Metadata Extraction from Scientific Lab Notebooks
Design and Evaluation of a Multi-Agent System
S.J.M. Backer (TU Delft - Electrical Engineering, Mathematics and Computer Science)
C. Lofi – Mentor (TU Delft - Electrical Engineering, Mathematics and Computer Science)
E.E. Ferradosa – Mentor (TU Delft - Electrical Engineering, Mathematics and Computer Science)
M.J.T. Reinders – Graduation committee member (TU Delft - Electrical Engineering, Mathematics and Computer Science)
More Info
expand_more
Other than for strictly personal use, it is not permitted to download, forward or distribute the text or part of it, without the consent of the author(s) and/or copyright holder(s), unless the work is under an open content license such as Creative Commons.
Abstract
High-quality, interpretable metadata is essential for enabling data reuse and reproducibility in the life sciences. Frameworks such as the Investigation–Study–Assay (ISA) model provide a structured way to describe experimental workflows, yet in practice metadata remains incomplete, inconsistent, and costly to produce. Lab notebooks, which record experimental procedures, offer a promising source to extract metadata from, but their unstructured nature makes extraction challenging.

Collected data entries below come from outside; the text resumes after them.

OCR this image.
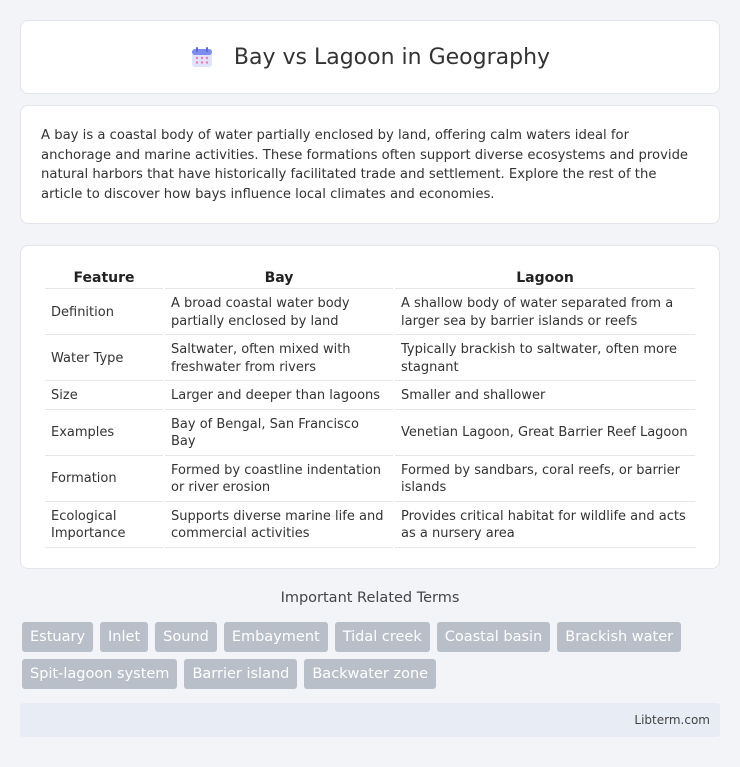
Bay vs Lagoon in Geography

A bay is a coastal body of water partially enclosed by land, offering calm waters ideal for anchorage and marine activities. These formations often support diverse ecosystems and provide natural harbors that have historically facilitated trade and settlement. Explore the rest of the article to discover how bays influence local climates and economies.

Feature	Bay	Lagoon
Definition	A broad coastal water body partially enclosed by land	A shallow body of water separated from a larger sea by barrier islands or reefs
Water Type	Saltwater, often mixed with freshwater from rivers	Typically brackish to saltwater, often more stagnant
Size	Larger and deeper than lagoons	Smaller and shallower
Examples	Bay of Bengal, San Francisco Bay	Venetian Lagoon, Great Barrier Reef Lagoon
Formation	Formed by coastline indentation or river erosion	Formed by sandbars, coral reefs, or barrier islands
Ecological Importance	Supports diverse marine life and commercial activities	Provides critical habitat for wildlife and acts as a nursery area
Important Related Terms
Estuary	Inlet	Sound	Embayment	Tidal creek	Coastal basin	Brackish water
Spit-lagoon system	Barrier island	Backwater zone
Libterm.com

This thesis investigates extracting ISA metadata from lab notebooks using LLM-based multi-agent systems. It also addresses the lack of suitable methods for evaluating the performance of such tasks. To this end, this thesis contributes two artefacts: (1) a prototype multi-agent system that extracts ISA metadata from lab notebooks, and (2) a rubric-based evaluation framework which formalises and assesses extraction performance.
A feasibility study is conducted on a set of real-world lab notebooks to evaluate the proposed multi-agent system. The results show that partial extraction is achievable with the current prototype, with 41% of ISA entities represented well, and another 27% sufficiently. Therefore, the prototype can provide a practical starting point for researchers in their ISA metadata creation task. While fully automated extraction remains challenging with the current prototype due to missing and insufficiently represented ISA entities, this work provides recommendations for future system design based on the performed feasibility study. Specifically, to operationalise multi-agent ISA extraction in practical workflows, this thesis recommends building a human-in-the-loop system where researchers and agents collaborate to construct metadata.